My Education
I received my certificate in horticulture from Merritt College. While there I found my natural love of plants and the outdoors transformed into knowledge and practical application. I loved that over the course of a few months the green masses of trees and plants suddenly had names. And having names to put to them, I found I was now looking closer at them and discovering aspects of form or color or anatomy I had long overlooked. My studies included plant terminology; arboriculture; tree, shrub, and herbaceous perennial ID, as well as California native plants and weed ID; plant diseases; plant nutrition; and landscape design, among others.
While there I began taking the Aesthetic Pruning lecture series, given by Michael Alliger. I was immediately taken with his talks and demonstrations. He would hold up a large Japanese Maple branch, taken from a recent pruning job, hold it upright like it was a singular tree and proceed to talk about what was good about it, what was bad about it, and what it would take to go about implementing your ideas. I found this work fit in perfectly with my previous education in sculpture. Concepts of form and balance and visual movement are central considerations in both fields of work.
I then spent two semesters in the hands-on Aesthetic Pruning program, taught by Bruce Thompson and assisted by Chris Ingram.

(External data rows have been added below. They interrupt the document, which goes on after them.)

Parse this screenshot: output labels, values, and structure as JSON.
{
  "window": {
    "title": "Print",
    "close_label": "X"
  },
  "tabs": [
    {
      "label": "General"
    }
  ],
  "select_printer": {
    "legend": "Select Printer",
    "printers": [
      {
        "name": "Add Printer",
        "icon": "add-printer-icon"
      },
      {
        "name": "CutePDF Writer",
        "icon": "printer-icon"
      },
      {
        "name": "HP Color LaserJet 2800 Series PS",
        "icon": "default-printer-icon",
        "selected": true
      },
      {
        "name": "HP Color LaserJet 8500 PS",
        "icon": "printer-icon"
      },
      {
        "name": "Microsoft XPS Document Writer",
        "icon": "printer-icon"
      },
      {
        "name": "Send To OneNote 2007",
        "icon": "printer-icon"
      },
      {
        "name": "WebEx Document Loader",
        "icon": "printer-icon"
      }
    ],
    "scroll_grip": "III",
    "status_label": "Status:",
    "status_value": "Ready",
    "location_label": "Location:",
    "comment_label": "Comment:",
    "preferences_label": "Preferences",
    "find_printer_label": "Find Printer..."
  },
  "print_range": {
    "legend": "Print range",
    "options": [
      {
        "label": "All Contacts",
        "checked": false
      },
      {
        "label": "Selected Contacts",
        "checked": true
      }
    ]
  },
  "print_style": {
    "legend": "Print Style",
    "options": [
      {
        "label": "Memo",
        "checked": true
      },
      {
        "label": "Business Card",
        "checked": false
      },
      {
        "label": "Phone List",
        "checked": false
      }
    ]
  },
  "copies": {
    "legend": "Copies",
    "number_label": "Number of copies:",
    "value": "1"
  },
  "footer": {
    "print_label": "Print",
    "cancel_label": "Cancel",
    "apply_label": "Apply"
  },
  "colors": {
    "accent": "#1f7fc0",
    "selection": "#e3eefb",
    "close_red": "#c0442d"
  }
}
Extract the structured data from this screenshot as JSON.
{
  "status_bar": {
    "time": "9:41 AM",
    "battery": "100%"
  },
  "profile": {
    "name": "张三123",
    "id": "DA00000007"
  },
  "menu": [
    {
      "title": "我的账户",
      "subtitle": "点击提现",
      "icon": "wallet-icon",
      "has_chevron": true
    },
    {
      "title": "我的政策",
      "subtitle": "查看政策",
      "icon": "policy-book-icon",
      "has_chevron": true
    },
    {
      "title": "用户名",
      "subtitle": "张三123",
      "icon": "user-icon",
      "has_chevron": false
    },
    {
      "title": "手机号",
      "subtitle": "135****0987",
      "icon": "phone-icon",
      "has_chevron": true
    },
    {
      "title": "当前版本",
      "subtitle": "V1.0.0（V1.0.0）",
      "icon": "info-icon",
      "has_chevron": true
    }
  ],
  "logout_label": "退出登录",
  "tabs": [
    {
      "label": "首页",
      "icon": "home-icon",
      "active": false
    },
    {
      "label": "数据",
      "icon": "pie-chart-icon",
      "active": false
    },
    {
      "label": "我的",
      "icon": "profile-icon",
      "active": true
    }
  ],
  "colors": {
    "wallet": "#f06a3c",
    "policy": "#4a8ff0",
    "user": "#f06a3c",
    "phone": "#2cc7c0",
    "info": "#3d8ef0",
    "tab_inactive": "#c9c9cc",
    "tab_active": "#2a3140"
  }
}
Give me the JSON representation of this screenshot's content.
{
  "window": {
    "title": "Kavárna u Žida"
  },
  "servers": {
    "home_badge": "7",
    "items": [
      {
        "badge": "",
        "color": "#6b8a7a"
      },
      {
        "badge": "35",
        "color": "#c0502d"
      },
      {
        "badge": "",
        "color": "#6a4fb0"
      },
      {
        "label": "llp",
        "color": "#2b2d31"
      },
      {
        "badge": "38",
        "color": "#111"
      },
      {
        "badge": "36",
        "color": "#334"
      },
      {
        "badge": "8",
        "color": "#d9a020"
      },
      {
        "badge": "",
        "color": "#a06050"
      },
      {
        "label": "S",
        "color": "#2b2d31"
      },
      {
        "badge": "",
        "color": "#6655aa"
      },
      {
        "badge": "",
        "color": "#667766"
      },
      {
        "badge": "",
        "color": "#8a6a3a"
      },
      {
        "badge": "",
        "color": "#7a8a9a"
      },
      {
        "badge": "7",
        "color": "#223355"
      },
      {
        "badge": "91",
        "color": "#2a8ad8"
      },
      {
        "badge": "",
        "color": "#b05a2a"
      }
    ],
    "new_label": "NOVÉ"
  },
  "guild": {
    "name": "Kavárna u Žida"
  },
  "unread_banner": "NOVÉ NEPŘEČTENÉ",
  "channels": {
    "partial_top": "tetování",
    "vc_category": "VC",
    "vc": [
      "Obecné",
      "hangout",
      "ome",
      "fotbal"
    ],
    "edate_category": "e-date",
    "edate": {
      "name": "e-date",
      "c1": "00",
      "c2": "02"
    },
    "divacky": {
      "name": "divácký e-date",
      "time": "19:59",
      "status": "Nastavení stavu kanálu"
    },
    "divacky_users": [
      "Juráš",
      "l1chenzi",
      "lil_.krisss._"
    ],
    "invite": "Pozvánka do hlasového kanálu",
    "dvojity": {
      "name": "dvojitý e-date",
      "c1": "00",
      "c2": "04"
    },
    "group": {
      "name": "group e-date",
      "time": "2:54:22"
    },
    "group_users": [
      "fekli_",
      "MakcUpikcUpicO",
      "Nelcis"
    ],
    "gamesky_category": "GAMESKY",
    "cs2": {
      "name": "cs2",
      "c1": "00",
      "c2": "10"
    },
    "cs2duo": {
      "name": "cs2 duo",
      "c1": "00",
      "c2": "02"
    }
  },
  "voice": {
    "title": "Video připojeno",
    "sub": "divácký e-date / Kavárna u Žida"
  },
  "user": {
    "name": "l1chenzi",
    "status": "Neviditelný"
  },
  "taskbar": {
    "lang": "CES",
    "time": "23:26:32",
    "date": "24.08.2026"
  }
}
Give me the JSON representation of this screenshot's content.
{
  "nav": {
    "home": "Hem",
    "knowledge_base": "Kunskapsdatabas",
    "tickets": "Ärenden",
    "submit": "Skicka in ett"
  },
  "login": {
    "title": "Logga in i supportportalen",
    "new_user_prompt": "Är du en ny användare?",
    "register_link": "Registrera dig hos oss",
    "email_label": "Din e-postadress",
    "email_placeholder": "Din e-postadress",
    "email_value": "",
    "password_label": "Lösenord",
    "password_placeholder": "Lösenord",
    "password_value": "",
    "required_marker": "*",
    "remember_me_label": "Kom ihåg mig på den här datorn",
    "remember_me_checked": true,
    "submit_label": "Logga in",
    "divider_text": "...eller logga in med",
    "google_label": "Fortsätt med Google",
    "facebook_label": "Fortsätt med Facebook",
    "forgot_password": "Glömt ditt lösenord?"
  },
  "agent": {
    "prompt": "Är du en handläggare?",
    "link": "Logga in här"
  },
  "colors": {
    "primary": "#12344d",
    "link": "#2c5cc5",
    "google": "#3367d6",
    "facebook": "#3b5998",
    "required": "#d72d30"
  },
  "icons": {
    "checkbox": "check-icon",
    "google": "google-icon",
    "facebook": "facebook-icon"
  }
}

It was there that I really learned to implement the ideas Michael had talked about (though I had already been practicing a lot on my own). These were enormously helpful, not only for learning through actually doing, but also because there was time spent discussing estimating the time it will take, how to effectively engage with clients, and the critiques when the class were over helped by both hearing others’ opinions on my work and learning about concepts through talking about them. This class was essential to me in learning not only the skills of Aesthetic Pruning, but how to build a successful business as well.